VATICAN CITY (Reuters) - Pope Francis married 20 couples on Sunday, some of whom had already lived together and had children, in the latest sign that the Argentine pontiff wants the Catholic church to be more open and inclusive.
In the first wedding he has performed in his 18-month-old papacy, Francis took each couple through their vows in turn -- including Gabriella and Guido, who already had children and thought such a marriage would be impossible, official broadcasting service Radio Vaticana said.
"The people getting married on Sunday are couples like many others," the diocese of Rome said in a statement. "Some already live together, some already have children."

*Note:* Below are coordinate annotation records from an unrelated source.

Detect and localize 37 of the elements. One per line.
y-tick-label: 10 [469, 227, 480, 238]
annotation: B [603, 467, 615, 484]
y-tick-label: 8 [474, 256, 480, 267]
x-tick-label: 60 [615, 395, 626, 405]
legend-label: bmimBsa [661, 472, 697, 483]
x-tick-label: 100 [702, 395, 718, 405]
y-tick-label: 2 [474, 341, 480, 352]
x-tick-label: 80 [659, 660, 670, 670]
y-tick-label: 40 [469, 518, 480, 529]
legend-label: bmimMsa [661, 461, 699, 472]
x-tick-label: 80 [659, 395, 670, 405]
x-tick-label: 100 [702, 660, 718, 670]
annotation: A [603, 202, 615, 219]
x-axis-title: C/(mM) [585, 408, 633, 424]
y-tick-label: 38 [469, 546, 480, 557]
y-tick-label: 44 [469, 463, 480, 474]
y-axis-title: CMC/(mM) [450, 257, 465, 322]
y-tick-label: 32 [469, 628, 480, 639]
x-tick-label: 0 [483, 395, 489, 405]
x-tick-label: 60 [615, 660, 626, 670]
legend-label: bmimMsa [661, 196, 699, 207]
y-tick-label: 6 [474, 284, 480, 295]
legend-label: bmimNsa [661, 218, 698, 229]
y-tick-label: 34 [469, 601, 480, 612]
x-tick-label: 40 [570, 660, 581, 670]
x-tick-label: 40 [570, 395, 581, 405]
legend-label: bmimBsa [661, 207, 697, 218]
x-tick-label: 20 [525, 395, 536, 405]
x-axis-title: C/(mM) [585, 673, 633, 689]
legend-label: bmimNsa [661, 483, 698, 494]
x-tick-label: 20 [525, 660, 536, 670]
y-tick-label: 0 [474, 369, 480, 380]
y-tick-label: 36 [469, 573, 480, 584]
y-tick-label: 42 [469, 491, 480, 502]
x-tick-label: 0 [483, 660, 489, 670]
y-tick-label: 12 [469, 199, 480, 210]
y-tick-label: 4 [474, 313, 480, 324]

The ceremony was the first of its kind in the Vatican since Pope John Paul II presided over a wedding in 2000, when he was the leader of the world's 1.3 billion Catholics.
Francis, who is the first non-European pope in 1,300 years, has expressed tolerance regarding other topics that are traditionally taboo in the Church, asking "who am I to judge?" a gay person "who seeks God and has good will".

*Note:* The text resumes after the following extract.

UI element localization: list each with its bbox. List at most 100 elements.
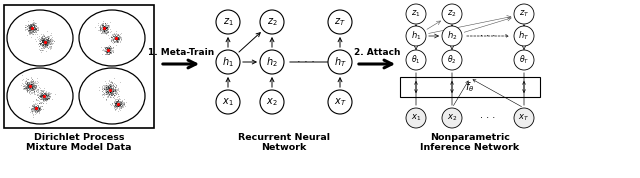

His approach contrasts with that of his predecessor, the German Pope Benedict, who said that threats to the traditional family undermined the future of humanity itself.
Bishops from all over the world are due to come to the Vatican in October for a major meeting on the family, which the Jesuit pope referred to in the homily to Sunday's Mass as the "bricks" on which society is built.
The bishops are expected to discuss issues such as marriage, divorce and contraception at the synod, from Oct. 5-19.
The pope has said the Church must end its obsession with teachings on abortion, contraception and homosexuality, and become more merciful, or risk collapsing "like a house of cards".